O nedenle öncelikle doğru bir motivasyonla işe başlamak gerekiyor. Örneğin, okuldan yeni mezun olmuş, deneyim sahibi olmayanların sadece para kazanmak için ya da girişimcilik popüler bir alan diye girişimci olmak doğru bir motivasyon değil. Girişimci, giriştiği pazarda bir acıyı dindirme, bir sorunu çözme, inovatif bir iş modelini sağlıklı bir işe dönüştürebilme dürtüsüyle iş kurmalı.
Türkiye’de en çok yapılan hatalardan biri diğeri girişimcinin fikrini insanlarla paylaşmayarak biraz paranoyak hareket edip, insanların fikirlerini çalabileceklerini düşünmeleridir. Bu yanlış bir varsayım. Fikir tek başına hiçbir şey ifade etmiyor. Bir fikrin iyi bir girişime ve hatta sağlıklı ve para kazandıran bir işe dönüşebilmesi için çok uzun bir evre ve pek çok komponentin bir arada çalışması lazım. O nedenle fikirler tek başına hiçbir anlam ifade etmiyor ve girişimcinin kafasında durduğu sürece olgunlaşamıyor. Fikrinizi deneyimli, daha ehil insanlarla paylaştığınızda olgunlaşıyor. Hatta ilk noktadan çok farklı bir noktaya gelişim gösterebiliyor.
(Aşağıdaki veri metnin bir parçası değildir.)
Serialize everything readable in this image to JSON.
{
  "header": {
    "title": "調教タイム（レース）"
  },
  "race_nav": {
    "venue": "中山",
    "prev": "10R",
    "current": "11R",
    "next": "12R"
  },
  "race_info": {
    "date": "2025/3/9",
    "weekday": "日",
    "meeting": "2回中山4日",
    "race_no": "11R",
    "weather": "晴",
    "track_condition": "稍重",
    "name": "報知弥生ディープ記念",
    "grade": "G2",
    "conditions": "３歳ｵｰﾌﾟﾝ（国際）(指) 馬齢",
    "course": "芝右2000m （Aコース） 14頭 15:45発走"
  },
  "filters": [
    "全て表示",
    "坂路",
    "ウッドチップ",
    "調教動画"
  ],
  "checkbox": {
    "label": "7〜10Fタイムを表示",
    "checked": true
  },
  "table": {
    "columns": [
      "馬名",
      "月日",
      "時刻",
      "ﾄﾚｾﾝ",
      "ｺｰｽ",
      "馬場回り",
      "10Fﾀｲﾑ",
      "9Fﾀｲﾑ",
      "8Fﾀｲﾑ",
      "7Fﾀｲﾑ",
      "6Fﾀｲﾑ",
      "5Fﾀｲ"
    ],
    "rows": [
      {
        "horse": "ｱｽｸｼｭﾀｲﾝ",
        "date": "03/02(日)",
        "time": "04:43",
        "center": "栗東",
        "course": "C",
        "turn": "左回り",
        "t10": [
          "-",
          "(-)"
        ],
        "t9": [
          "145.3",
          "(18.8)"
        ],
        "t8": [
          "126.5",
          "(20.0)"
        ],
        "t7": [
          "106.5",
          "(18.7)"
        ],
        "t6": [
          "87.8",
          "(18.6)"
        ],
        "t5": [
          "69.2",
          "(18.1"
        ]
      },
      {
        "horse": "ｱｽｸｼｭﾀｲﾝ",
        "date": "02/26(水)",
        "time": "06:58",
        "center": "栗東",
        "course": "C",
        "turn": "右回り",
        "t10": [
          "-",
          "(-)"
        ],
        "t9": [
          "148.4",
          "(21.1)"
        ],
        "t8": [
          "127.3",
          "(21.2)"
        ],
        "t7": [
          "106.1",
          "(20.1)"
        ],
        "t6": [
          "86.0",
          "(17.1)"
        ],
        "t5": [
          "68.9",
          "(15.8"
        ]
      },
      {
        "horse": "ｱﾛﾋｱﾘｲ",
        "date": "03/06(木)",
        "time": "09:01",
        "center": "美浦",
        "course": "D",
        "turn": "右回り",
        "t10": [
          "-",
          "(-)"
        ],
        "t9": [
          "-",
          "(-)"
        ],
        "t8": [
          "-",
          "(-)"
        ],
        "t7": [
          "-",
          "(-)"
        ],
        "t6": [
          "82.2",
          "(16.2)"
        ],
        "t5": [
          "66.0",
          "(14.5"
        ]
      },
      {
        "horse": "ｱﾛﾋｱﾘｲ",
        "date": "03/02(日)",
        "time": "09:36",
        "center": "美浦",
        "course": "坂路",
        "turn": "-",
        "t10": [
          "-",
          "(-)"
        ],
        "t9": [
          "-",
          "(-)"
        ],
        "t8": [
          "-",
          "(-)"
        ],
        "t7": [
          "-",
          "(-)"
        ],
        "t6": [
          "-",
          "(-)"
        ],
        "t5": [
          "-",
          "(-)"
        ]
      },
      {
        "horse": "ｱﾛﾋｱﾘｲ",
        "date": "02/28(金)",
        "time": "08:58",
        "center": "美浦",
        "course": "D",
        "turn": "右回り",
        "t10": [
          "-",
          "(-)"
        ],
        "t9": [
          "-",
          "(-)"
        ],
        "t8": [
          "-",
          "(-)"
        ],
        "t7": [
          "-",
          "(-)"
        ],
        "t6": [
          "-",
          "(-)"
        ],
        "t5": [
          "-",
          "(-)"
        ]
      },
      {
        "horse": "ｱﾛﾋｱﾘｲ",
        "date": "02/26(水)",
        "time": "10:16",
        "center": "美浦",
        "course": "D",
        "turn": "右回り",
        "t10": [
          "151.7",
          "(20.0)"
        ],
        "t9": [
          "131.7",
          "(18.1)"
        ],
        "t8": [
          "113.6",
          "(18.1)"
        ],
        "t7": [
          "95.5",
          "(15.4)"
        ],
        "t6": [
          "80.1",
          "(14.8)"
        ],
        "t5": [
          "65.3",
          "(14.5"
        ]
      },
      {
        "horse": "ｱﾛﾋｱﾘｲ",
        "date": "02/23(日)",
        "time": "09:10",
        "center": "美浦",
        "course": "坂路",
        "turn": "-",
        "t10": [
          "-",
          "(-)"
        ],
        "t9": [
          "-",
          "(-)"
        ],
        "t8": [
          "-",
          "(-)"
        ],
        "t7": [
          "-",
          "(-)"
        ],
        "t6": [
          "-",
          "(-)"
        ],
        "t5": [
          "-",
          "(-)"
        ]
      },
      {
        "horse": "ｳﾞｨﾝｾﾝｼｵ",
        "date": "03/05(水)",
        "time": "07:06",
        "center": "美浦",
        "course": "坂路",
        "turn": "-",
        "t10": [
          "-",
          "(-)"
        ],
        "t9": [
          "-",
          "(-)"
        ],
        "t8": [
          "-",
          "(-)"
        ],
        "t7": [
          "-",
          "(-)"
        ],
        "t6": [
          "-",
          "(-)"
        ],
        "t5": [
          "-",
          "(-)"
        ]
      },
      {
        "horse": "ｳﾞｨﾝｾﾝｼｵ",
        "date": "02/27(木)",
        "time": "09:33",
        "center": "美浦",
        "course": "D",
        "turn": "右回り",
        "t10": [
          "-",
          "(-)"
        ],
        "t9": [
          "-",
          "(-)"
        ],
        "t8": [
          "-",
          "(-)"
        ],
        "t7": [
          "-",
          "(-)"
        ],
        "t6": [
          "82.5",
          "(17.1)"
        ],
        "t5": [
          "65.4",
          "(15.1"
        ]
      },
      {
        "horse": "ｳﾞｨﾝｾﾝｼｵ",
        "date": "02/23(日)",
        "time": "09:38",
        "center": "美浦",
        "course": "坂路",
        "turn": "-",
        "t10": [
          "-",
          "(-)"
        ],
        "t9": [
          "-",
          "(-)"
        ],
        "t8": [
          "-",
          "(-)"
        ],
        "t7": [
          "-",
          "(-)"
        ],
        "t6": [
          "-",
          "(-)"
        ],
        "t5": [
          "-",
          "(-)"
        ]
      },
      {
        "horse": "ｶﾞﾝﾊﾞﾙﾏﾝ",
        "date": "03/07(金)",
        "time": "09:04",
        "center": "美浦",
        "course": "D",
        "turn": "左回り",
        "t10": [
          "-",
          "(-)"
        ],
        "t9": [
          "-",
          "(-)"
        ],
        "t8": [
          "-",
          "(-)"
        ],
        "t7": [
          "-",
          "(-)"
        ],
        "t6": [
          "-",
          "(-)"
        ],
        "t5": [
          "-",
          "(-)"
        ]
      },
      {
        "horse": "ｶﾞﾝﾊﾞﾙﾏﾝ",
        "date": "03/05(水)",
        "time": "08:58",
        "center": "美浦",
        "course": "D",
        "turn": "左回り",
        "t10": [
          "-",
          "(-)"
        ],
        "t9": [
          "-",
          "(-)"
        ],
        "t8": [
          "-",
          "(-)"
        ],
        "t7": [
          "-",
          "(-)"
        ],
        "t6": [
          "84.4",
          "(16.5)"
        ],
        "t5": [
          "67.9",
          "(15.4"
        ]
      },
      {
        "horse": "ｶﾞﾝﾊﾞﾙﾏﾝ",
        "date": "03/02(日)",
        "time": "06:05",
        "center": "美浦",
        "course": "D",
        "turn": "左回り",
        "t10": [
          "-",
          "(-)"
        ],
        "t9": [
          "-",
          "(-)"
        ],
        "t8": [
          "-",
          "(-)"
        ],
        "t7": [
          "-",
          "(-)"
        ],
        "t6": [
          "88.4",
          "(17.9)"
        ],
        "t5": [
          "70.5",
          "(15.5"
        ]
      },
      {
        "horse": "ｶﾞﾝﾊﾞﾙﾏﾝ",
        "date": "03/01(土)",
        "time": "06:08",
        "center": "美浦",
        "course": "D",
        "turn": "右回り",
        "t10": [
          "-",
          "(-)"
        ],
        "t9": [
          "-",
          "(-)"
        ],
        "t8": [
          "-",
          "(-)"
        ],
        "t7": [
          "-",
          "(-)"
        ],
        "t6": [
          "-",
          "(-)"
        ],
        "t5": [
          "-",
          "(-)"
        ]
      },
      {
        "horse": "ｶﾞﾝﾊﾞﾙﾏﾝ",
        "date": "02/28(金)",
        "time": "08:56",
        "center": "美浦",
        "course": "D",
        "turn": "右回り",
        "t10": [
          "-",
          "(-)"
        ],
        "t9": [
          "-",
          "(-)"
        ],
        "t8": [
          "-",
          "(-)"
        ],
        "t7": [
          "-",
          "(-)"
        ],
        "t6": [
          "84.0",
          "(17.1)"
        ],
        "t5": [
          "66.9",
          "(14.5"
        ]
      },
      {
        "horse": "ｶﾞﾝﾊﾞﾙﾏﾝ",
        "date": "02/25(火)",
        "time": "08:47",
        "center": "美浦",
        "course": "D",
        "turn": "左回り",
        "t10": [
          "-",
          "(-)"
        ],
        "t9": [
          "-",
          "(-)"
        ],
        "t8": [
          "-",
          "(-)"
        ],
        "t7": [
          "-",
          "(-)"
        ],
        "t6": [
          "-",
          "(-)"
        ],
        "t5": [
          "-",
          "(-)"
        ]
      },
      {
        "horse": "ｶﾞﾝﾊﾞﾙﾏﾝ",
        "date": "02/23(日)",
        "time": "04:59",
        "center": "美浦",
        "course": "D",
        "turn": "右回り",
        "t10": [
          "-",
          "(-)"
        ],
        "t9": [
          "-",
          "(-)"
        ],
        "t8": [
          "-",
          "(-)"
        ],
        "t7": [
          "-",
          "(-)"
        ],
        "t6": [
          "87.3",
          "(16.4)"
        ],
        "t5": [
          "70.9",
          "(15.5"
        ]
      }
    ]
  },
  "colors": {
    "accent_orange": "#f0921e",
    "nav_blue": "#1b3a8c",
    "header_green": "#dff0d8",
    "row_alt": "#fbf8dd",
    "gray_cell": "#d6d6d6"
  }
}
Dolayısıyla fikri doğru insanlarla paylaşmak ve olgunlaştırmak gerekiyor.
Önemli bir hata da ortaklık yapısının doğru kurulamamasıdır. Fikrinizi paylaşma konusunda olduğu gibi ortaklık kurma konusunda da kuşkucu hareket ederseniz doğru bir ortaklık yapısı kuramazsınız. Doğru ortaklık kuramadığınızda da işi uzun süre ayakta tutmak daha zor hale gelebilir.
Tüm bunların yanı sıra sabır konusu da başarının olmazsa olmazıdır. Eğer sabırlı olmazsanız iş modelinizin suyun üzerine çıktığını, yüzdüğü, koştuğunu hatta uçtuğunu hiçbir zaman göremezsiniz. Bu da bazen 2 ay bazen 2 yıl ya da yemek sepetinde olduğu gibi 3-4 yılı bulabiliyor. O nedenle enerjinizi doğru kullanarak sabırlı bir biçimde girişiminizi sürdürmeniz gerekiyor.